Melt & pour is a soapmaking method where a soapmaker takes an already saponified base, melts it, and combines it with fragrances, colorants, exfoliants and more of their choosing and then pours it in a mold. This is a great option for the beginner soapmaker, and has the potential for advanced artistry, too.
Is it Soap?
Simply put, yes. A common misconception about melt & pour is that it is lye-free. In solid bars of soap, lye is also called sodium hydroxide, and it is an essential and mandatory part of the saponification process. No lye, no soap! While someone utilizing the melt & pour method may not physically come into contact with lye, it was still used to make the meltable base they used.

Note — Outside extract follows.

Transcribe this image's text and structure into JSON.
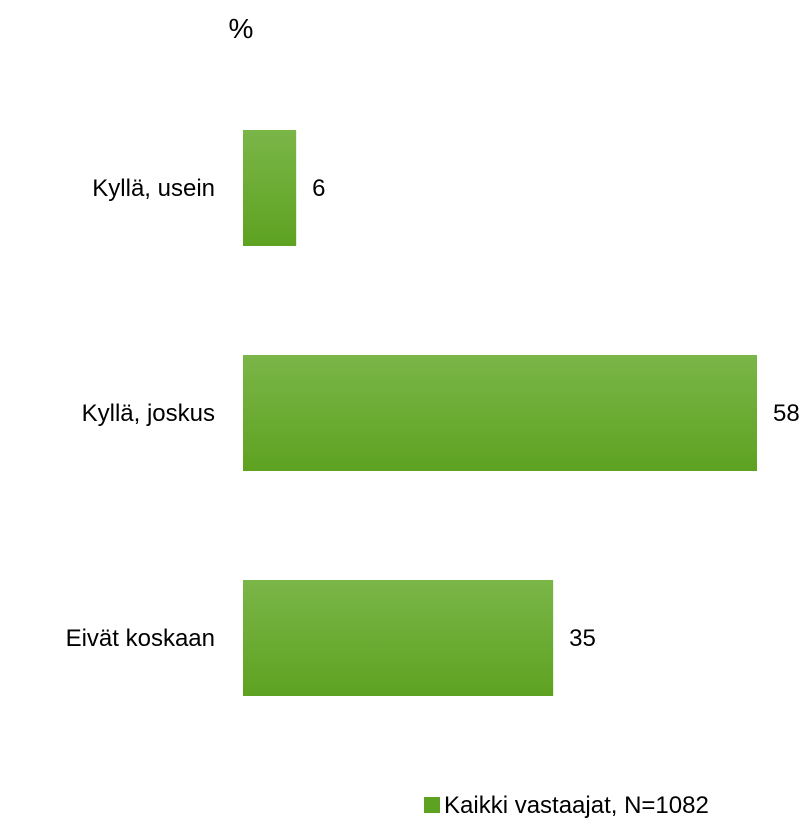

Melt & pour is very versatile; bases are available in many different "flavors"! A melt & pour base is soap that is ready to use as-is; you could simply cut it and sell it, if you wanted to. But where's the fun in that? Bases typically come in transparent, white, or ivory, depending on the base you've purchased. A few examples of popular additives in bases are goat's milk, aloe and shea butter.
One of the biggest benefits of melt & pour is the ability to use glittery, shiny micas to color it! If you choose a transparent melt & pour base, these colors will retain their shimmer for a truly striking product. Just make sure that you are using skin and soap safe colorants so that your customer's skin stays as beautiful as your soap!
The Drawbacks of Melt & Pour
There are drawbacks to using melt & pour, although they are very few! One major drawback is the durability of the product. If you are showing outdoors, you will need to take care to keep your soap out of direct sunlight to prevent melting and fading. Along the same vein, melt & pour will not last quite as long as cold or hot process bars in the shower; the same additive that helps the base to melt easily can also contribute to a quick fading bar. Design-wise, it is also more difficult to attain a swirl in melt & pour.
Benefits of Melt & Pour
Melt & pour can be every bit as beneficial as cold or hot process bars. The time saved by not having to melt oils and combine them with lye water is a big benefit in itself. The ability to use shimmering colors also expands your design potential exponentially! Also, if you are looking for a great project to do with older kids, melt & pour is the safest of the three methods to use. And, let's not forget that once the bar hardens, it's ready to go-no curing, no waiting!
Melt & pour is a great way for beginners to get into soapmaking, especially if there is a concern about handling a caustic chemical like sodium hydroxide. There is a lot of potential for beautiful designs and additives; grab a base and try your hand at this fool-proof method!